AI / ML · 2024
LLM Distillation for Financial Reports
Using knowledge distillation to build a financial-analysis model that is computationally efficient and specialized for financial contexts — without the cost of hosting a full-size LLM.
Problem
We used distillation to develop a financial-analysis tool that is computationally efficient and simpler than traditional LLMs, while being specialized for financial contexts. LLMs cannot be efficiently used and hosted on an ad-hoc basis — so we aimed to train smaller models that are easily accessible.
Why It Matters
Financial-analysis tools are essential for evaluating a company's fiscal health. Current tools demand significant computational resources while remaining too general to stay consistently accurate in financial contexts. Distillation combines the strengths of multiple models while being far more resource-efficient — making advanced financial analysis accessible, and improving decision-making across industries.
Methodology
The approach is depicted in Fig. 1. We take a large unified dataset, perform the required preprocessing, and pass it to large, renowned LLMs such as Claude 3.5 Haiku and Meta's Llama 3 to generate “labels” and “rationales.” Combining these, we train a much smaller model (in terms of parameters — e.g. Flan-T5 or GPT-2) on the outputs and rationales of the big models.

Discussion
LLaMA 3 and Claude 3.5 excel in similar areas, making distillation effective for combining their strengths.
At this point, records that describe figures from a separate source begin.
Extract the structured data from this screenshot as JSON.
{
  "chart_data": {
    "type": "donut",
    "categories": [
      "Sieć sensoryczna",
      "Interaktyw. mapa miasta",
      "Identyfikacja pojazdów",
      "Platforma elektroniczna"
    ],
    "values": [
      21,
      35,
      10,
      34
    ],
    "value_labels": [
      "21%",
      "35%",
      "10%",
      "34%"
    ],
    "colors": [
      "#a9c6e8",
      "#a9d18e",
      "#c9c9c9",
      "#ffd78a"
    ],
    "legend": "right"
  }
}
T5 distilled from LLaMA 3 outperforms FinGPT — indicating that step-by-step distillation is more effective than fine-tuning or LoRAs, offering cost-efficient performance and suggesting distillation is a promising optimization strategy.
Results
We provided a model that outperforms current LoRAs and fine-tuned GPTs using less than 12% of the original dataset (Sentiment Train FinGPT) on the FPB benchmark. It not only takes less training time, but inference is dramatically faster — making the model usable in resource-constrained systems.